January 2nd, 2010

The relationship I have with food has always been complicated. I’ve been an emotional eater since early childhood. I’ve been as much as 150 pounds overweight and am currently 40 pounds heavier than I’d like to be.

My mother’s type I diabetes meant that in my household: food = life. When her blood sugar would take a dive, we fed her a cookie or orange juice. What I learned was that when scary things happen ingest sugar!

At various times in my life I’ve eschewed:
Processed food
Red meat
All meat
Fat
Dairy

None of these ever created permanent weight loss unfortunately and over time I gradually drifted back into eating all of these food types.

I named this post for a quote out of a Police song: “When the World is Running Down.” ‘Same food for years and years, I hate the food I eat.’

As of late, the food I’ve been eating now hates me back.

In October I “suddenly” developed gluten intolerance. I say “suddenly” because for 18+ months I’d been having symptoms that I thought were other things. But when I developed pain so acute I thought I might die and my sister (the poster child for all things “non-mainstream food plans”) suggested that I try cutting gluten from my diet I didn’t even know what gluten was.

How many of you know what gluten is? Basically it is all wheat and barley products. Gluten is in the usual places you’d expect to find wheat: pasta, bread, cereal and virtually all baked goods.

Even more insidious are the places you wouldn’t necessarily suspect to find gluten: almost every frozen prepared meal, soy sauce, some ice cream, some chicken broth, some prepared frosting, beer, meat replacements such as veggie burgers and even in my favorite green enchilada sauce.

Off of my dining list:
Neighborhood bakery
Takeout pizza
Pad Thai at my favorite Asian restaurant
Eggplant Parmesan (bread crumbs)
Gourmet hamburgers or grilled brats (pesky little bun)

If you consider what the typical American eats and having to cut out all wheat products, basically my dietary choices are honed to the following:
Animal meat
Legumes/beans
Oil
Rice
Nuts
Produce
Wine (so all is not lost)

What about diary? You might be thinking. Is there gluten in milk??

No actually, there isn’t. But I couldn’t just develop gluten intolerance, could I? Suddenly I developed a dairy intolerance as well.

You’d have thought I’d have dropped 10 pounds since I could no longer eat bread, milk, cheese or anything processed. But instead I gained 15 pounds. Perhaps eating almond butter by the spoonful wasn’t the best idea….

Did you know that there is such a thing as Gluten Withdrawal?

There is.

Imagine the worst gut wrenching (literally, like someone was twisting my insides) pain, almost explosive flatulence (sorry, real life isn’t always pretty), heartburn, acid reflux, a headache that felt like a I had a steel band around the front half of my head and dizziness and vertigo every time I stood up.

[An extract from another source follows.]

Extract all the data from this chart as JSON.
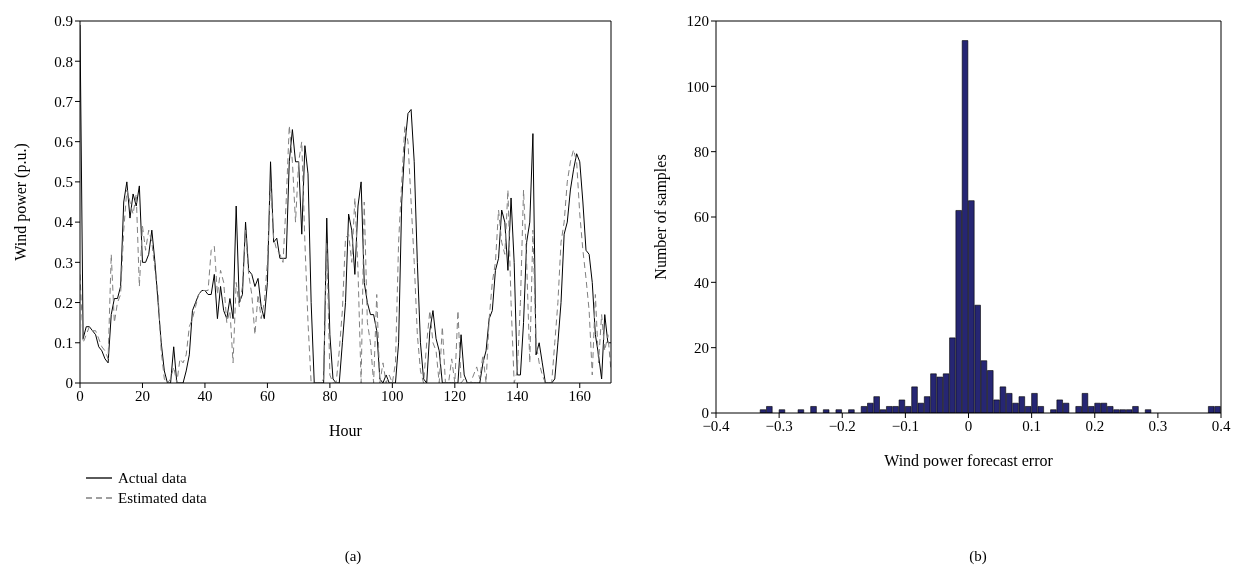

Of course the timing couldn’t have been better. The initial pain that caused me to cut out the gluten occurred two weeks after I started my new job. The subsequent withdrawal took another two weeks to live through and dovetailed with my stepson’s H1N1 diagnosis and his entry into the ICU.

Luckily, my darling husband was terrific about my sudden departure from what most people would consider to be “normal” food. He suffers from his own food allergies and so understands what it means when your body starts treating certain foods like it is poison.

In fact I’ll say that without his support my transition to a gluten-free diet would have been markedly harder.

Learning to eat out, grocery shop, and to eat while traveling has been an experience. However, it was completely worth it.

Once I survived the withdrawal I felt amazing. Things were suddenly clearer, the colors of the world were crisper; it was like a veil had been lifted. The tummy troubles and the headaches all went away as well; I felt buoyed and happier than I had in years.

If anyone has their own gluten intolerance stories to share or want to ask me further questions, please feel free to share and/or ask. I’d also welcome any good gluten-free tips: recipes, places to shop, places to eat etc. that you can pass on.

BTW: I have done research on Celiac disease. I know that the medical tests are all but useless unless you are actively eating gluten when you have them. But I was in such acute distress that there was no way I was going to keep eating wheat just to be tested.